Que se passe-t-il lorsqu’un bâtiment ne remplit plus sa fonction initiale? Comment un espace se transforme-t-il en un lieu adapté aux besoins de demain? Une pratique courante de l’industrie qui répond à ce défi est la réutilisation adaptative. Partout en Ontario, des centaines de bâtiments et d’espaces réutilisés de façon adaptative remplissent une fonction qui diffère de ce qui était prévu à l’origine, tout en conservant leurs caractéristiques historiques. À l’origine, Evergreen Brickworks situé à Toronto était une usine de briques, mais sert aujourd’hui d’espace communautaire. Le palais de justice du district de Thunder Bay, quant à lui, est maintenant un hôtel. Le Centre du patrimoine ontarien, construit à Toronto en 1909 à titre de société d’investissement et d’épargne, abrite maintenant le siège de la Fiducie du patrimoine ontarien. Il s’agit de l’un des nombreux bâtiments réutilisés de façon adaptative dans le portefeuille de la Fiducie.
La Canadian Birkbeck Investments and Savings Company (maintenant le Centre du patrimoine ontarien), 1927
La définition de la réutilisation adaptative dépend souvent de l’interprétation de chaque personne. Ce concept se trouve au cœur des industries du bâtiment et de l’architecture. En collaboration avec les intervenants et les professionnels de l’industrie, la Fiducie partage ses connaissances afin de fournir une expertise et des renseignements sur la réutilisation adaptative et ses pratiques.

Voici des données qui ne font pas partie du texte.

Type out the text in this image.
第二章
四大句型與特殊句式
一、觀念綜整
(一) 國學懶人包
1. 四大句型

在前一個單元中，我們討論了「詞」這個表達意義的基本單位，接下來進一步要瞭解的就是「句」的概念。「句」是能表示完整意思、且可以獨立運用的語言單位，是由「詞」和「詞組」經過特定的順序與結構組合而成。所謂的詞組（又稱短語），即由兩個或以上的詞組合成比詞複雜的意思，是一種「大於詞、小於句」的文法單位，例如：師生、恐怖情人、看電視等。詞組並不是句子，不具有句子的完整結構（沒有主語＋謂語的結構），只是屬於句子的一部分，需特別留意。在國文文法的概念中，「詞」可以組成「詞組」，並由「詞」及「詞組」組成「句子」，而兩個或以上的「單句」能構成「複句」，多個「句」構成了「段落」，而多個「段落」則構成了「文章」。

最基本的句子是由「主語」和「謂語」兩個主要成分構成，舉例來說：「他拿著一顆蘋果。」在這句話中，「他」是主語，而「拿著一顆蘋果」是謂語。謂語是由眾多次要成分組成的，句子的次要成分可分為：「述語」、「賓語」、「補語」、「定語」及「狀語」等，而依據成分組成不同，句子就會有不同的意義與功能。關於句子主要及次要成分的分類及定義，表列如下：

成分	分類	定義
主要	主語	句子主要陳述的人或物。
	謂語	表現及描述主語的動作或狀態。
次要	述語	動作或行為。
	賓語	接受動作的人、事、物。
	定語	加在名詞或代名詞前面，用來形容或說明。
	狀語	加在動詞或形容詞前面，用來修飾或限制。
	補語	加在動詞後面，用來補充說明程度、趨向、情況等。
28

« La réutilisation adaptative peut être définie comme l’indique le terme : revoir la fonction initiale prévue d’une structure en l’adaptant pour la réutiliser », explique l’architecte de la Fiducie, Leroy Shum. Le concept consiste à réutiliser un bâtiment ou une structure existant à des fins nouvelles, plutôt que de le démolir. Le gros œuvre (la structure ou les caractéristiques principales d’un espace) reste solide, mais l’espace est adapté à un nouvel usage. La réutilisation adaptative agit comme un exercice de conservation, ce qui permet à la fois de protéger le gros œuvre des bâtiments et de préserver les compétences et techniques du patrimoine immatériel qui ont servi à la création de l’espace d’origine.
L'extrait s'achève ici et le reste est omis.